“Why States No Longer Declare War”

by Andrew Gelman on September 5, 2013 · 2 comments

in International Relations,War

Yesterday in this space Eric Grynaviski argued that “we [the United States] need declarations of war.” Given that Grynaviski is also suggesting that innocents inside of Syria be able to “exercise a veto over U.S. policy (if feasible),” I think it’s safe to say that his views are far from the mainstream of U.S. thinking. This is fine–it’s good for scholars to think outside the box–but I think it means that his view of “need” is pretty theoretical.

In any case, I thought it would be helpful to point to this paper (link to preprint here) from Tanisha Fazal, “Why States No Longer Declare War.” Fazal argues that “one set of norms–the rise of international humanitarian law–generates unintended consequences that include disincentives to comply with the long-held norm of declaring war.”

{ 2 comments }

JP September 5, 2013 at 11:44 am

While this is an interesting topic, paper, and dataset, I don’t buy this argument at all.

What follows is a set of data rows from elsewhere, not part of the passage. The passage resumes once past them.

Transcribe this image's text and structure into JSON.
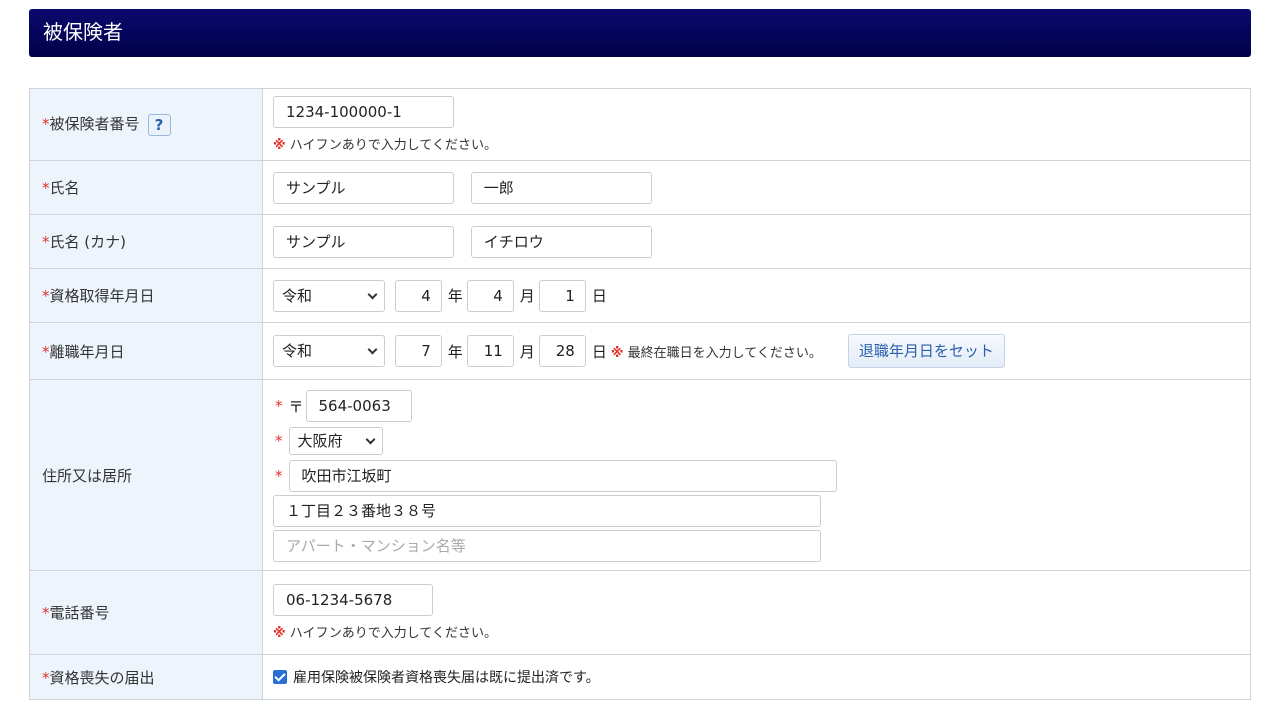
{
  "header": {
    "title": "被保険者"
  },
  "required_mark": "*",
  "rows": {
    "insured_number": {
      "label": "被保険者番号",
      "help": "?",
      "value": "1234-100000-1",
      "note_mark": "※",
      "note": "ハイフンありで入力してください。"
    },
    "name": {
      "label": "氏名",
      "last": "サンプル",
      "first": "一郎"
    },
    "name_kana": {
      "label": "氏名 (カナ)",
      "last": "サンプル",
      "first": "イチロウ"
    },
    "acquisition_date": {
      "label": "資格取得年月日",
      "era": "令和",
      "year": "4",
      "month": "4",
      "day": "1",
      "year_unit": "年",
      "month_unit": "月",
      "day_unit": "日"
    },
    "resignation_date": {
      "label": "離職年月日",
      "era": "令和",
      "year": "7",
      "month": "11",
      "day": "28",
      "year_unit": "年",
      "month_unit": "月",
      "day_unit": "日",
      "note_mark": "※",
      "note": "最終在職日を入力してください。",
      "button": "退職年月日をセット"
    },
    "address": {
      "label": "住所又は居所",
      "postal_symbol": "〒",
      "postal": "564-0063",
      "prefecture": "大阪府",
      "city": "吹田市江坂町",
      "street": "１丁目２３番地３８号",
      "building_placeholder": "アパート・マンション名等"
    },
    "phone": {
      "label": "電話番号",
      "value": "06-1234-5678",
      "note_mark": "※",
      "note": "ハイフンありで入力してください。"
    },
    "loss_notice": {
      "label": "資格喪失の届出",
      "checked": true,
      "checkbox_label": "雇用保険被保険者資格喪失届は既に提出済です。"
    }
  }
}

The causal mechanism is that people are worried about getting into legal trouble if they declare war? There is just no way that is what decision-makers are thinking. And the data analysis is completely unconvincing.

Fr. September 16, 2013 at 11:15 am

The paper gets written in 2009 and published in 2013. During something like three years and a half, the data could have been out for external scrutiny. Perhaps it has, but there is no obvious trace of that. There’s certainly something that needs fixing in the research/publishing process.